"Shadow innovation" in big companies: embracing good ideas from dark places

skrevet av
Jacob Mørch
Forfatteren

You probably know the concept of “shadow IT”, which refers to the technology that gets used unofficially, in the shadows, within big corporates. But today, I want to introduce you to its lesser-known cousin - what I've come to know as “shadow innovation”.

Both shadow IT and shadow innovation grow out of the state of slowness and rigidity that tends to manifest itself in every large organisation. A large organisation needs to control and contain itself and its thousands of employees. This must happen top-down, through rules, regulations, policies and other control mechanisms. Both shadow IT and shadow innovation are bottom-up responses to such top-down control mechanisms.

Shadow IT is a bottom-up response to top-down control of which tools are allowed to be used to get a job done. It can take the form of...

  • A secret Slack channel that gets set up because someone has had enough of Microsoft Teams’ ridiculous UX.
  • A bunch of shared Dropbox folders that get used because they “just work” when someone needs to share a big file.
  • The marketing executive who refuses to use anything else than a Mac, despite company policy and constant shaming from the IT department.

Shadow innovation is a bottom-up response to top-down control of which ideas to believe in, and which initiatives to bet on. It can take the form of...

  • A junior business developer who has an idea and spends her weekends hacking away at some janky MVP, long before her idea has “gone through the internal innovation funnel” or received even the tiniest drop of funding or encouragement.
  • Three guys in a tech team who realise that an internal tool they’ve built might be turned into a SaaS product and sold to others, and then set up 10 customer interviews to learn more about the opportunity without consulting their manager (nor their manager’s manager’s manager).
  • A designer who thinks of a product improvement which, if successful, could improve customer experience dramatically – and then completely disregards the focus of her quarterly “supersprint” to instead spend 3 days testing her improvement idea.

The people who engage in shadow IT drive the IT department nuts. They use non-compatible devices, non-compliant software, pose security threats and generally make life more difficult for the IT-folks around the house.

But visionary, ambitious IT department leaders should indeed be grateful for the existence of shadow IT within their organisation. Why? Because shadow IT is a healthy sign of rebellion. It’s a sign of someone who dares and cares enough to seek better ways of doing things in the name of efficiency and better ways of working.

Nada shadow IT often means there’s nada technological challengers and change makers to be found. Which means nada impulses to change and improve how things are done IT-wise around here. Which is the recipe for technological stagnation, and a path, ultimately, to organisational outdatedness at best or utter irrelevance at worst.

Shadow innovation is a healthy sign of rebellion too. It’s a sign of someone who dares and cares enough to seek better ways of doing things in the name of exploration and value creation.
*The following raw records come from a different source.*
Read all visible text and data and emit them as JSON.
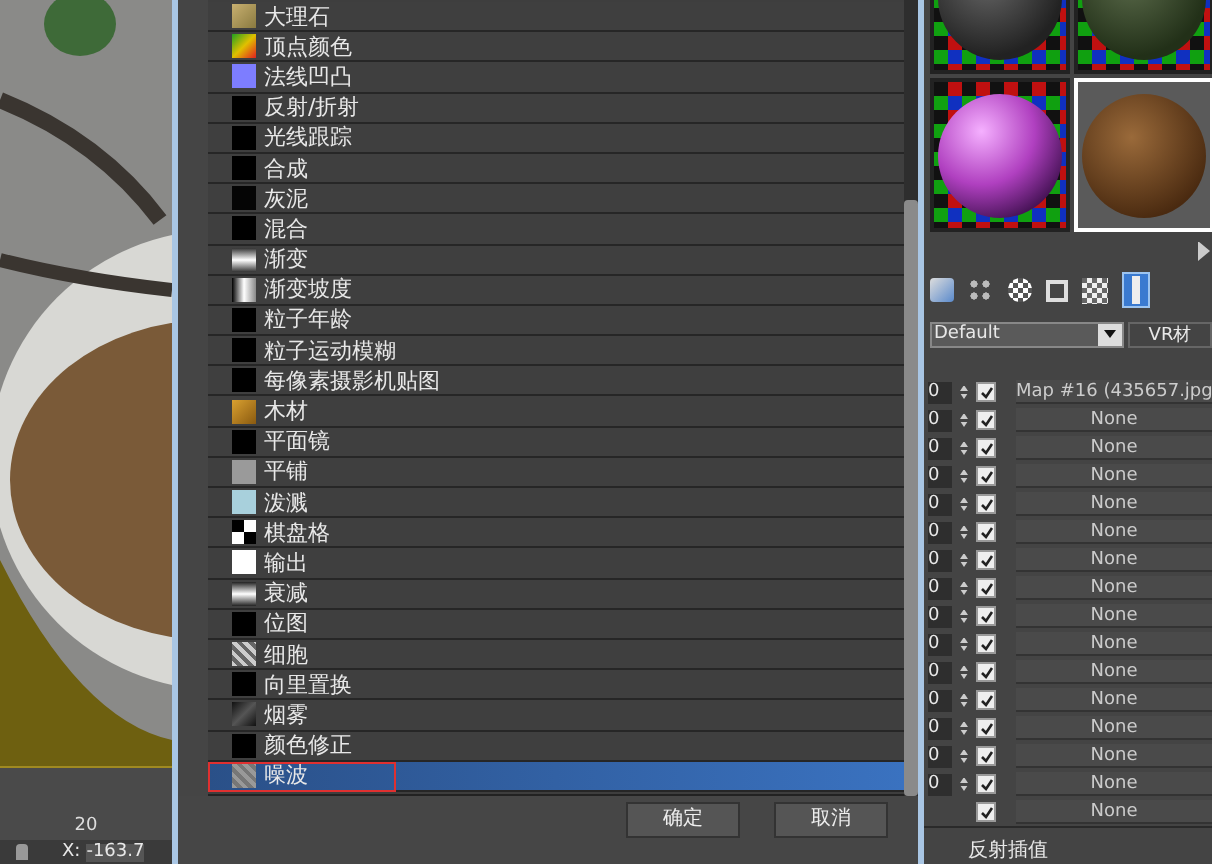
{
  "viewport": {
    "timeline_tick": "20",
    "coord_label": "X:",
    "coord_value": "-163.7"
  },
  "map_browser": {
    "items": [
      {
        "label": "大理石",
        "selected": false
      },
      {
        "label": "顶点颜色",
        "selected": false
      },
      {
        "label": "法线凹凸",
        "selected": false
      },
      {
        "label": "反射/折射",
        "selected": false
      },
      {
        "label": "光线跟踪",
        "selected": false
      },
      {
        "label": "合成",
        "selected": false
      },
      {
        "label": "灰泥",
        "selected": false
      },
      {
        "label": "混合",
        "selected": false
      },
      {
        "label": "渐变",
        "selected": false
      },
      {
        "label": "渐变坡度",
        "selected": false
      },
      {
        "label": "粒子年龄",
        "selected": false
      },
      {
        "label": "粒子运动模糊",
        "selected": false
      },
      {
        "label": "每像素摄影机贴图",
        "selected": false
      },
      {
        "label": "木材",
        "selected": false
      },
      {
        "label": "平面镜",
        "selected": false
      },
      {
        "label": "平铺",
        "selected": false
      },
      {
        "label": "泼溅",
        "selected": false
      },
      {
        "label": "棋盘格",
        "selected": false
      },
      {
        "label": "输出",
        "selected": false
      },
      {
        "label": "衰减",
        "selected": false
      },
      {
        "label": "位图",
        "selected": false
      },
      {
        "label": "细胞",
        "selected": false
      },
      {
        "label": "向里置换",
        "selected": false
      },
      {
        "label": "烟雾",
        "selected": false
      },
      {
        "label": "颜色修正",
        "selected": false
      },
      {
        "label": "噪波",
        "selected": true
      }
    ],
    "buttons": [
      "确定",
      "取消"
    ]
  },
  "material_editor": {
    "slots": [
      {
        "selected": false
      },
      {
        "selected": false
      },
      {
        "selected": false
      },
      {
        "selected": true
      }
    ],
    "dropdown": "Default",
    "type_label": "VR材",
    "maps": [
      {
        "amount": "0",
        "enabled": true,
        "map": "Map #16 (435657.jpg"
      },
      {
        "amount": "0",
        "enabled": true,
        "map": "None"
      },
      {
        "amount": "0",
        "enabled": true,
        "map": "None"
      },
      {
        "amount": "0",
        "enabled": true,
        "map": "None"
      },
      {
        "amount": "0",
        "enabled": true,
        "map": "None"
      },
      {
        "amount": "0",
        "enabled": true,
        "map": "None"
      },
      {
        "amount": "0",
        "enabled": true,
        "map": "None"
      },
      {
        "amount": "0",
        "enabled": true,
        "map": "None"
      },
      {
        "amount": "0",
        "enabled": true,
        "map": "None"
      },
      {
        "amount": "0",
        "enabled": true,
        "map": "None"
      },
      {
        "amount": "0",
        "enabled": true,
        "map": "None"
      },
      {
        "amount": "0",
        "enabled": true,
        "map": "None"
      },
      {
        "amount": "0",
        "enabled": true,
        "map": "None"
      },
      {
        "amount": "0",
        "enabled": true,
        "map": "None"
      },
      {
        "amount": "0",
        "enabled": true,
        "map": "None"
      },
      {
        "enabled": true,
        "map": "None"
      }
    ],
    "footer": "反射插值"
  }
}
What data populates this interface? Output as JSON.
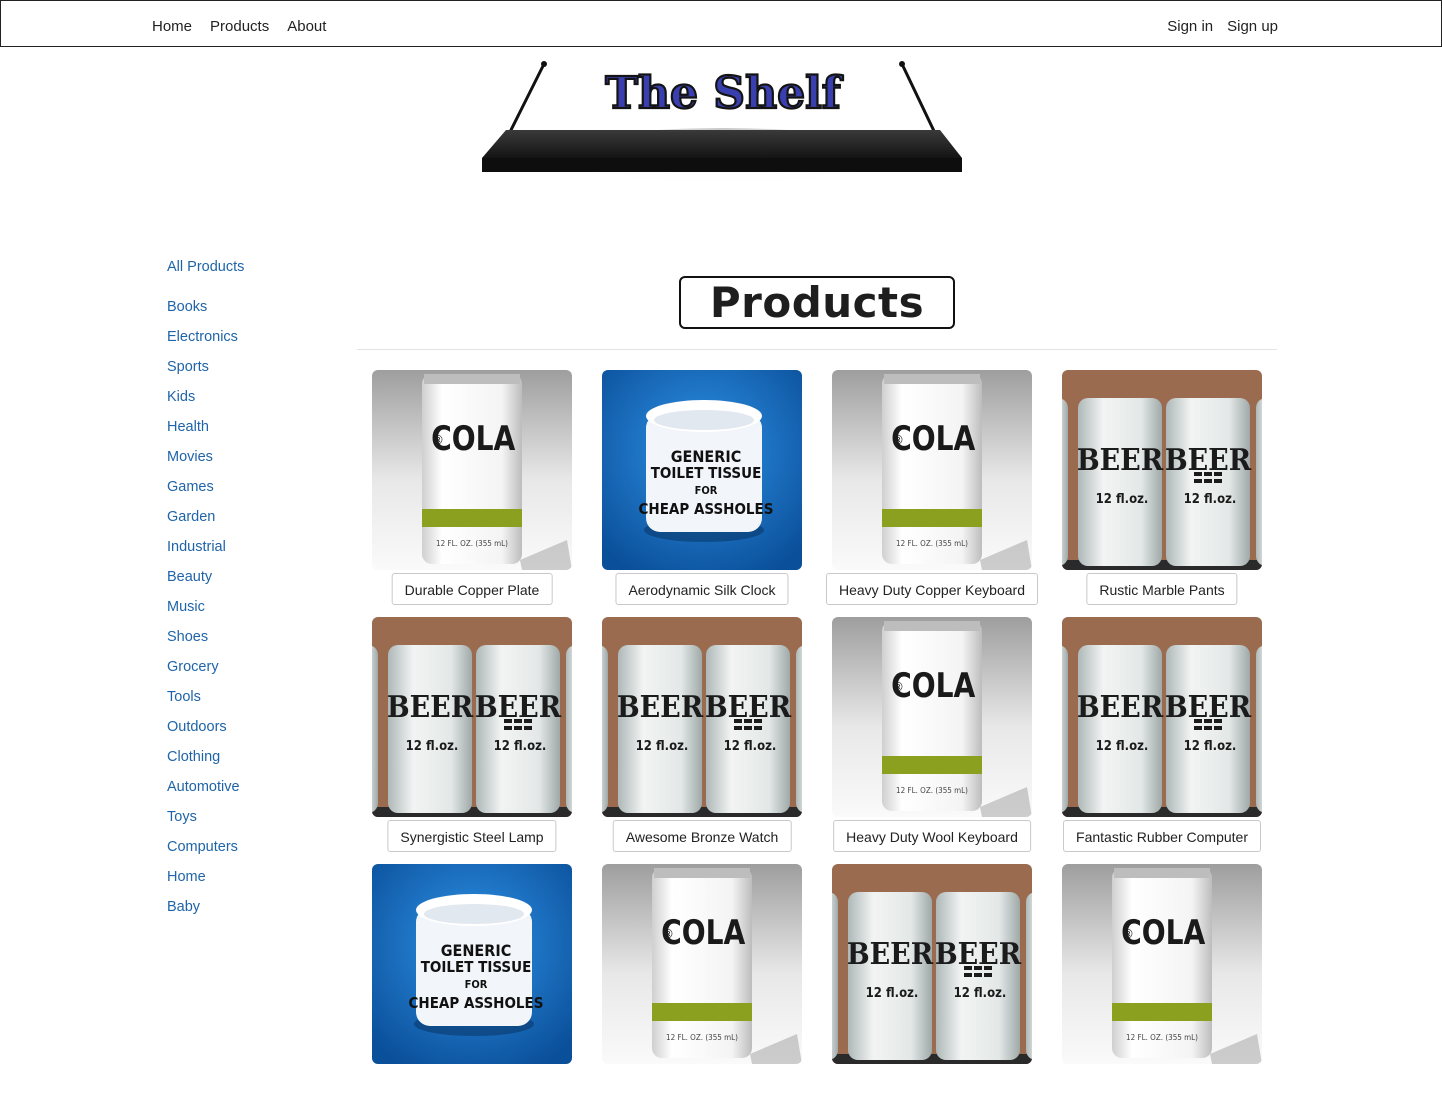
{
  "nav": {
    "home": "Home",
    "products": "Products",
    "about": "About",
    "sign_in": "Sign in",
    "sign_up": "Sign up"
  },
  "logo": {
    "text": "The Shelf",
    "text_color": "#3a3fb0"
  },
  "sidebar": {
    "all_label": "All Products",
    "items": [
      "Books",
      "Electronics",
      "Sports",
      "Kids",
      "Health",
      "Movies",
      "Games",
      "Garden",
      "Industrial",
      "Beauty",
      "Music",
      "Shoes",
      "Grocery",
      "Tools",
      "Outdoors",
      "Clothing",
      "Automotive",
      "Toys",
      "Computers",
      "Home",
      "Baby"
    ]
  },
  "main": {
    "title": "Products"
  },
  "products": [
    {
      "name": "Durable Copper Plate",
      "image": "cola-can"
    },
    {
      "name": "Aerodynamic Silk Clock",
      "image": "toilet-tissue"
    },
    {
      "name": "Heavy Duty Copper Keyboard",
      "image": "cola-can"
    },
    {
      "name": "Rustic Marble Pants",
      "image": "beer-cans"
    },
    {
      "name": "Synergistic Steel Lamp",
      "image": "beer-cans"
    },
    {
      "name": "Awesome Bronze Watch",
      "image": "beer-cans"
    },
    {
      "name": "Heavy Duty Wool Keyboard",
      "image": "cola-can"
    },
    {
      "name": "Fantastic Rubber Computer",
      "image": "beer-cans"
    },
    {
      "name": "",
      "image": "toilet-tissue"
    },
    {
      "name": "",
      "image": "cola-can"
    },
    {
      "name": "",
      "image": "beer-cans"
    },
    {
      "name": "",
      "image": "cola-can"
    }
  ],
  "images": {
    "cola": {
      "label": "COLA",
      "symbol": "®",
      "volume": "12 FL. OZ. (355 mL)"
    },
    "tissue": {
      "lines": [
        "GENERIC",
        "TOILET TISSUE",
        "FOR",
        "CHEAP ASSHOLES"
      ]
    },
    "beer": {
      "label": "BEER",
      "volume": "12 fl.oz."
    }
  },
  "colors": {
    "link": "#1f64a8",
    "nav_text": "#222222",
    "tissue_bg": "#0b6fc4",
    "beer_wall": "#9a6b4e",
    "cola_stripe": "#8aa01e"
  }
}
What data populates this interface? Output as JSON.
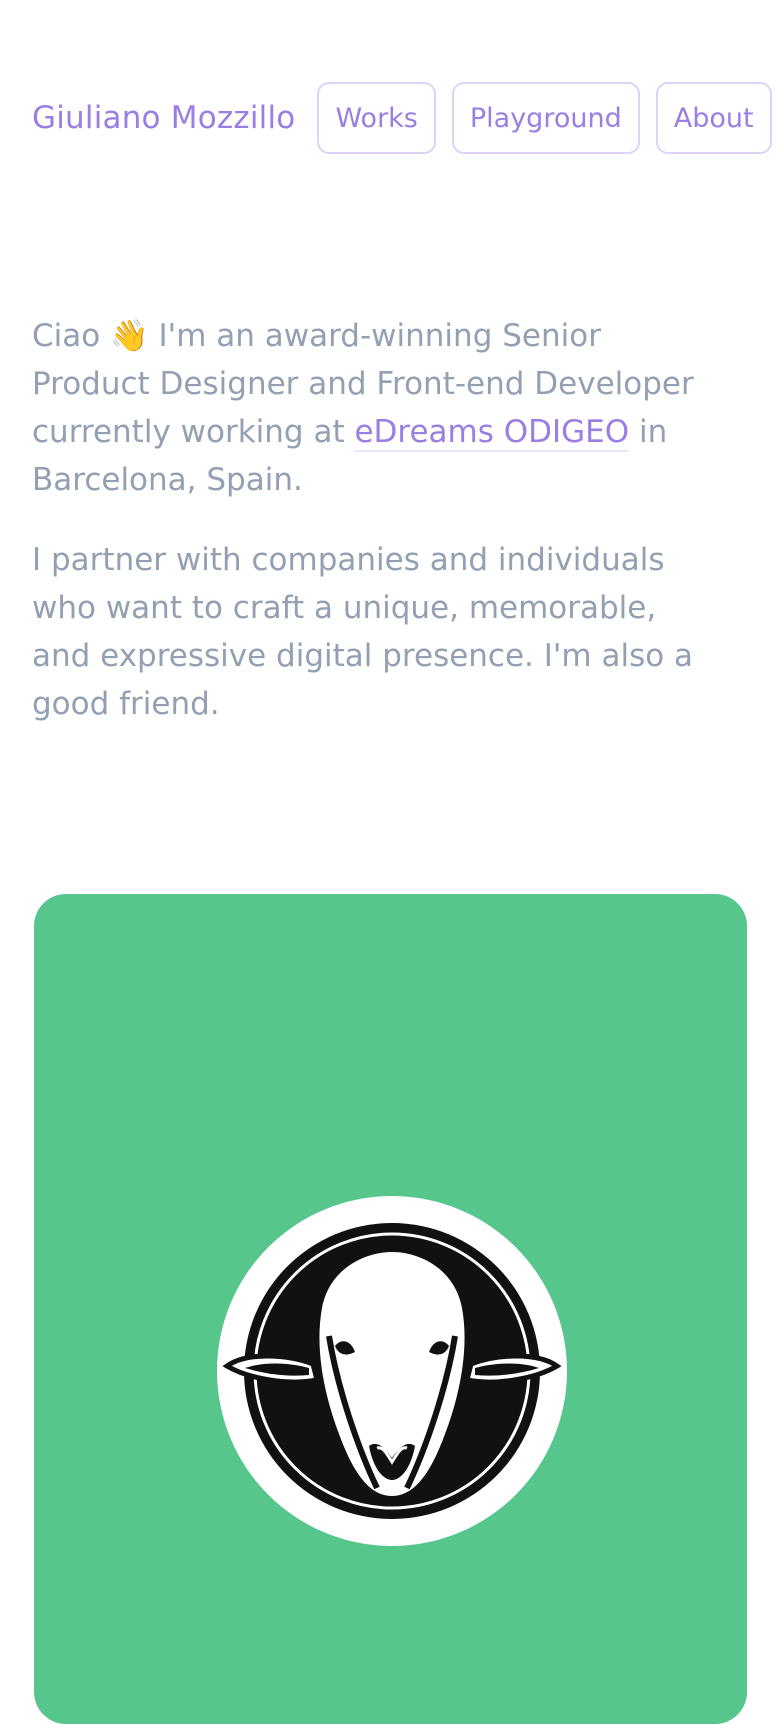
{
  "header": {
    "site_name": "Giuliano Mozzillo",
    "nav": [
      {
        "label": "Works"
      },
      {
        "label": "Playground"
      },
      {
        "label": "About"
      }
    ]
  },
  "intro": {
    "p1_before": "Ciao ",
    "wave_emoji": "👋",
    "p1_middle": " I'm an award-winning Senior Product Designer and Front-end Developer currently working at ",
    "company_link": "eDreams ODIGEO",
    "p1_after": " in Barcelona, Spain.",
    "p2": "I partner with companies and individuals who want to craft a unique, memorable, and expressive digital presence. I'm also a good friend."
  },
  "colors": {
    "accent": "#9b7ee3",
    "body_text": "#93a0b2",
    "card_background": "#57c68c"
  },
  "icons": {
    "card_logo": "sheep-logo-icon"
  }
}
Nada shadow innovation often means there’s abysmally low levels of entrepreneurial spirit and drive among the employees in the organisation (assuming, of course, that there isn’t a wild amount of innovation happening outside of the shadows in your organisation either, in which case you wouldn’t be reading this post). The entrepreneurial people who presumably once were there have either left or been beaten into submission and now simply “do their job” instead of also tinkering with new ideas and exploring opportunities that lay outside the scope of their job description. No shadow innovation is often a proxy for no innovation at all, which indeed also ultimately leads to outdatedness or irrelevance of the business model, aka the gradual suicide of the organisation's economic engine.

One big difference between IT and innovation is that the former can be centrally, top-down controlled to a much bigger degree than the latter. After all, centrally controlled IT probably won’t kill your org, it will only make it slower. Centrally controlled innovation, on the other hand, rarely works at all. Board-level decisions to “become more innovative” have abysmally low success rates, and tightly structured innovation funnel processes kill every single idea (including the brilliant ones) long before it reaches that infamous decision gate named “funding approved”.

The reason is that good ideas are emergent properties which are inherently unpredictable and uncontrollable.

You cannot force a good idea to emerge in the middle of Q2, regardless of how convenient that would be because that’s when you decide what to focus on in your next sprint cycle. You can’t guarantee that X dollars invested in an innovation team will yield Y new business opportunities and Z new income streams. Innovation and good ideas simply don’t work like that. 

Instead, create the conditions in which innovation and good ideas naturally tend to emerge. If your organisation isn’t ready to do so out in the open, at least let innovation run its course in the shadows if you’re lucky enough to have an entrepreneurially minded employee or two lurking in the dark. After all, it doesn’t matter where or how innovation happens, so long as someone, somewhere, dares and cares enough to make it happen at all.